The Garden – Clench To Stay Awake
Si le duo The Garden étaient des marins, ils ne navigueraient pas sur l’eau douce, mais sur une mer déchaînée, passant du calme à la tempête en un rien de temps. Et ça, ils l’ont bien compris, comme en témoigne le clip Clench To Stay Awake, figurant sur leur album Kiss My Superbowl Ring. Les deux comparses, grimés en pirates façon XIXème siècle, partent à l’aventure sur un océan de déchets, le tout dirigé par Weston Allen, derrière la caméra. Alors que les frères jumeaux américains Wyatt et Fletcher Shears chantent leur souffrance, ils tanguent entre ballade rock et punk énervé. Le clip évoque un parti pris bien engagé : les eaux sont troubles, remplies de détritus, et il semble bien difficile de survivre à la pollution… The Garden se seraient-il éveillés à la cause environnementale ? Prenons-en bien de la graine !
Efyx – Lost My Way
Efyx est de retour. La bande, basée sur Lille, nous propose un nouvel extrait qui annonce au passage son deuxième album. Après un premier opus Y Boy défendu un peu partout en France, ce premier single nous ramène aux sonorités électro-rock qui font l’identité du groupe. On les retrouve ici dans un environnement post-apocalyptique pour exprimer une détresse liée à leur place dans la société et les attentes suscitées. Bordée d’éléments urbains, la production se veut rappeler l’instabilité et les incertitudes du monde actuel, exacerbées par la crise sanitaire qui nous touche actuellement de plein fouet.

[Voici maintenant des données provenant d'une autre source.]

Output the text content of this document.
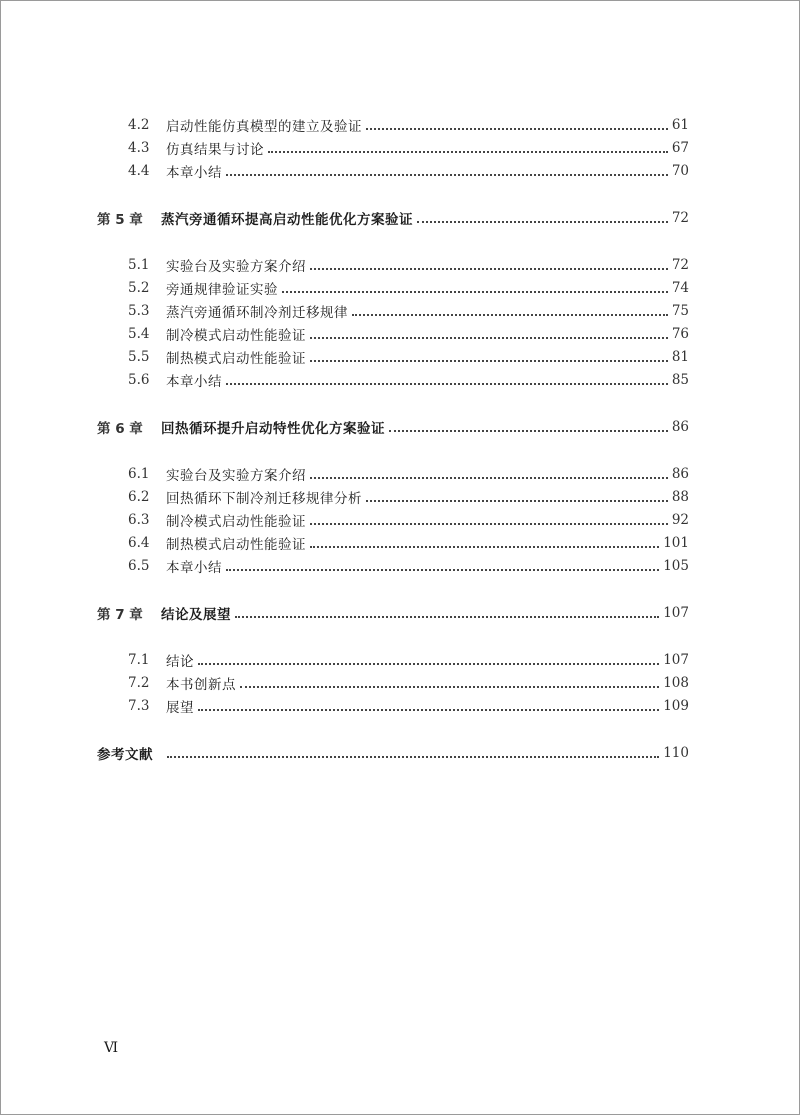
4.2	启动性能仿真模型的建立及验证	61
4.3	仿真结果与讨论	67
4.4	本章小结	70
第 5 章	蒸汽旁通循环提高启动性能优化方案验证	72
5.1	实验台及实验方案介绍	72
5.2	旁通规律验证实验	74
5.3	蒸汽旁通循环制冷剂迁移规律	75
5.4	制冷模式启动性能验证	76
5.5	制热模式启动性能验证	81
5.6	本章小结	85
第 6 章	回热循环提升启动特性优化方案验证	86
6.1	实验台及实验方案介绍	86
6.2	回热循环下制冷剂迁移规律分析	88
6.3	制冷模式启动性能验证	92
6.4	制热模式启动性能验证	101
6.5	本章小结	105
第 7 章	结论及展望	107
7.1	结论	107
7.2	本书创新点	108
7.3	展望	109
参考文献	110
Ⅵ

Lukas Ionesco – Idiot Fish
Vous avez besoin de vous évader ? Une petite promenade dans les montages enneigées vous ferait le plus grand bien ? On a la solution pour vous, tout en restant bien sagement devant votre écran, partez en voyage avec le clip de Lukas Ionesco pour Idiot Fish. L’artiste qui a dévoilé en mars son premier album Magic Stone, nous propose donc une vidéo ou le blanc se taille la part du lion pour un titre qui raconte un amour adolescent, un retour à l’enfance et à la pureté des sentiments bienvenu. La vidéo en devient presque hypnotique tant on se sent transpercé par le regard troublant de Lukas Ionesco dans la vidéo de Alexandre Schild & Laureat Bakolli .
Jumo & Oré – Une belle personne
On termine notre première partie des clips de la semaine avec une session live en mode quarantaine. On retrouve donc sur notre écran, Oré à la voix et aux mots et Jumo, esthète des sons et des ambiances. Ensemble ils ont dévoilé cette semaine une collaboration magnifique : Une belle personne. L’alliance est somptueuse, profondément mélancolique et nous dresse les poils autant qu’elle fait couler les larmes. Si du côté de Jumo on est pas surpris de retrouver son talent inné pour les mélodies envoutantes, c’est la mélopée d’Oré qui nous frappe en plein coeur. Premier texte réellement triste de l’artiste, c’est un morceau qui vient de ses tripes, une déclaration d’amour à sa grand mère et un texte qui traite de la maladie d’Alzheimer. Une petite merveille qu’on s’écoute en boucle depuis plusieurs jours et qui s’offre donc une vidéo « live confiné » pour l’accompagner. Le nouvel album de Jumo est prévu pour le 5 juin chez Nowadays records.